---------Nicolas-Eloi LEMAIRE, né à Triaucourt, le 2 décembre 1767, était le fils de modestes laboureurs. Habitué aux travaux des champs, aîné d’une nombreuse famille, il était appelé à suivre la profession paternelle, mais sa vive intelligence ayant été remarquée, on conseilla à son père de lui faire continuer ses études. LEMAIRE passa successivement dans les collèges de Sainte-Ménehould, de Sainte-Barbe et dans celui du Plessis, à Paris. Ses rapides progrès lui valurent le bénéfice de la pension gratuite et, en 1787, il remporta le prix d’honneur au concours général de l’Université.
---------Lorsqu’il revint en vacances, il fut reçu et fêté par la municipalité de Sainte-Ménehould. Un accueil plus chaleureux encore l’attendait dans son village et, le lendemain, on le conduisait de la maison paternelle à l’Hôtel de Ville, où il fut complimenté dans des termes élogieux.

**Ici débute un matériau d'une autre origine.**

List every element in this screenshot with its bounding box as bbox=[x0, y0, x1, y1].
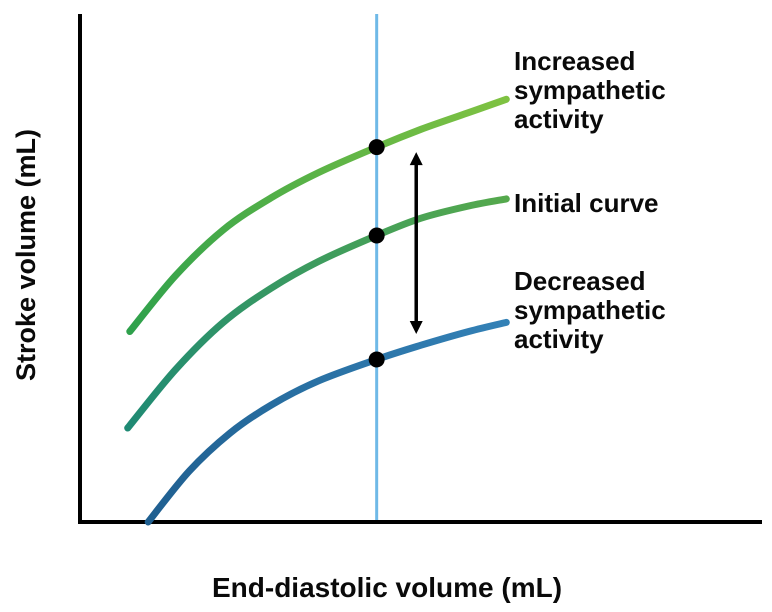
curve-0 bbox=[126, 95, 510, 335]
marker-dot-2 bbox=[368, 351, 385, 368]
curve-1 bbox=[124, 195, 510, 432]
curve-2 bbox=[144, 318, 510, 526]
annotation-initial-curve: Initial curve bbox=[514, 188, 659, 218]
arrow-head-down-icon bbox=[409, 321, 423, 335]
y-axis-label: Stroke volume (mL) bbox=[11, 128, 41, 382]
annotation-decreased-sympathetic-activity: Decreased sympathetic activity bbox=[514, 266, 666, 355]
marker-dot-0 bbox=[368, 139, 385, 156]
marker-dot-1 bbox=[368, 227, 385, 244]
annotation-increased-sympathetic-activity: Increased sympathetic activity bbox=[514, 46, 666, 135]
axes bbox=[78, 14, 762, 524]
x-axis-label: End-diastolic volume (mL) bbox=[211, 572, 563, 603]
arrow-head-up-icon bbox=[409, 152, 423, 166]
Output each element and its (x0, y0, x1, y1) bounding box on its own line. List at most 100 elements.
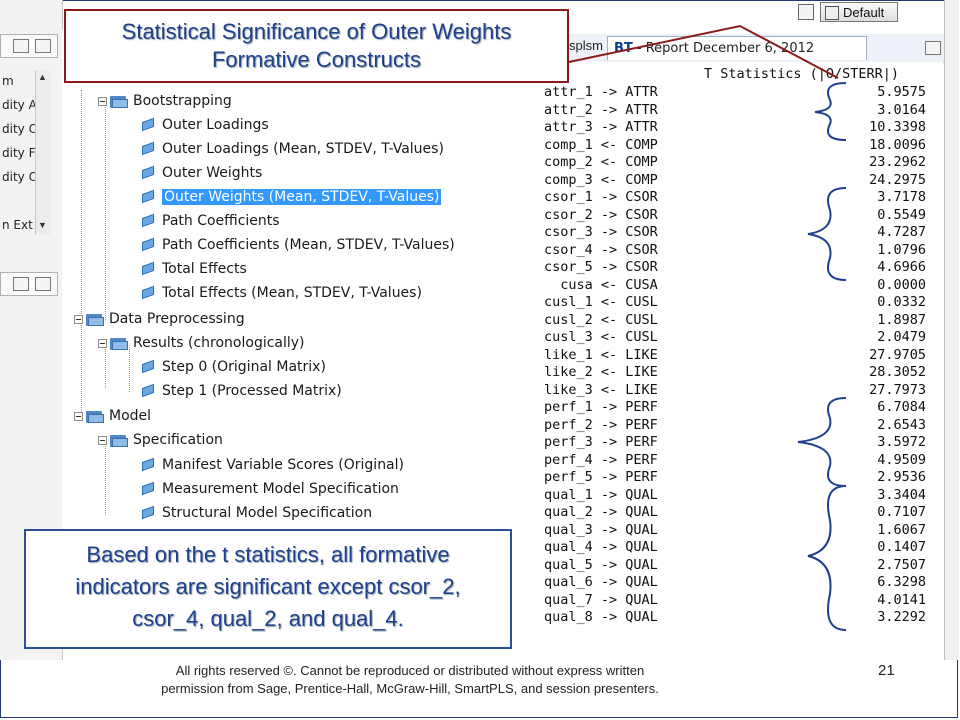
tree-leaf[interactable]: Manifest Variable Scores (Original) (140, 454, 404, 476)
maximize-button[interactable] (35, 39, 51, 53)
tree-node-results[interactable]: Results (chronologically) (98, 332, 305, 354)
left-panel-item[interactable]: dity C (2, 170, 37, 184)
tree-leaf-label: Outer Weights (162, 165, 263, 181)
tree-connector (105, 343, 106, 388)
report-row: attr_2 -> ATTR 3.0164 (544, 102, 934, 119)
tree-leaf-label: Total Effects (162, 261, 247, 277)
tree-leaf[interactable]: Step 0 (Original Matrix) (140, 356, 326, 378)
t-statistic-value: 4.9509 (877, 451, 926, 468)
report-row: csor_3 -> CSOR 4.7287 (544, 224, 934, 241)
left-panel-tab[interactable] (0, 34, 58, 58)
report-icon (140, 383, 154, 398)
report-icon (140, 165, 154, 180)
tree-leaf[interactable]: Outer Weights (140, 162, 262, 184)
tree-node-label: Specification (133, 432, 223, 448)
tree-node-specification[interactable]: Specification (98, 429, 223, 451)
t-statistic-value: 10.3398 (869, 119, 926, 135)
collapse-toggle-icon[interactable] (98, 338, 107, 348)
tree-leaf[interactable]: Step 1 (Processed Matrix) (140, 380, 342, 402)
slide-title-box: Statistical Significance of Outer Weight… (64, 9, 569, 83)
indicator-label: attr_1 -> ATTR (544, 84, 658, 100)
tree-node-bootstrapping[interactable]: Bootstrapping (98, 90, 232, 112)
left-panel-item[interactable]: m (2, 74, 14, 88)
tree-node-label: Results (chronologically) (133, 335, 305, 351)
tab-splsm[interactable]: splsm (569, 38, 603, 53)
indicator-label: perf_5 -> PERF (544, 469, 658, 485)
slide-title-line1: Statistical Significance of Outer Weight… (121, 19, 512, 44)
tree-node-label: Model (109, 408, 152, 424)
collapse-toggle-icon[interactable] (74, 314, 83, 324)
tree-node-data-preprocessing[interactable]: Data Preprocessing (74, 308, 245, 330)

Déjà, dans l’esprit du peuple, les qualités de l’intelligence l’emportaient sur les privilèges de la naissance.
---------Puis, LEMAIRE, agrégé de l’Université, obtint la chaire de rhétorique au collège du Cardinal Lemoine. En 1793, pour acquérir un certificat de civisme, il tint tête à Hanriot, commandant de Paris. Son énergie lui valut d’être nommé président de la Section des Sans-Culottes et, en cette qualité, il contribua à sauver nombre de personnes, professeurs, savants, habitants de la Meuse. Comme juge suppléant au tribunal civil, il s’attira des haines qui faillirent le perdre, lui et sa femme. Il fut promu juge au même tribunal en 1795. Sa fermeté et son activité attirèrent alors sur lui l’attention du Gouvernement : il fut proposé pour le Ministère de l’Intérieur. Le 18 brumaire changea la face des affaires. Les regrets que LEMAIRE avait exprimés au sujet du Coup d’Etat le mirent en suspicion. Il s’exila quelque temps dans le Piémont, réuni à la France depuis 1803. Il aida le général Menou dans l’organisation administrative de ce pays. C’est pendant son séjour en Italie, qu’il eut l’idée de publier les Classiques latins. Il revint à Paris en 1803.
---------Elu au Conseil Général de la Meuse, il en devint le Président. Après quatre années consécutives, il se retira, non sans garder l’estime de ses collègues.
---------De retour dans la capitale, il vécut dans la société des hommes célèbres avec lesquels ses études, ses fonctions et ses voyages l’avaient mis en rapport. Il suppléa quelque temps Delille dans la chaire de poésie latine au Collège de France et s’y fit remarquer par son esprit brillant. 1810, le 25 décembre de la même année, il fut nommé professeur à la Faculté des Lettres de Paris. En 1812, LEMAIRE fut cruellement frappé par la perte de son fils unique. S’éloignant du monde, il se renferma dans le silence des travaux littéraires. Le professeur fut moins brillant, mais le savant gagna en maturité.
---------A la première Restauration, considéré comme suspect, il revint dans la Meuse, où il fut encore une fois nommé président du Conseil Général. Il songea à la députation. Mais, ennemi des intrigues auxquelles il aurait pu être mêlé, il changea d’idée et consacra tout son temps à son œuvre capitale, l’édition des Classiques latins - 1811. Il dirigea cette entreprise avec une infatigable ardeur, s’assurant le concours de collaborateurs distingués, traitant avec les imprimeurs et donnant au travail une puissante impulsion. Après quinze ans d’un travail opiniâtre, il touchait au terme de ses efforts quand il fut emporté par une épidémie de choléra, le 3 octobre 1832. Son neveu, Pierre-Auguste LEMAIRE se chargea de mettre la dernière main à son oeuvre.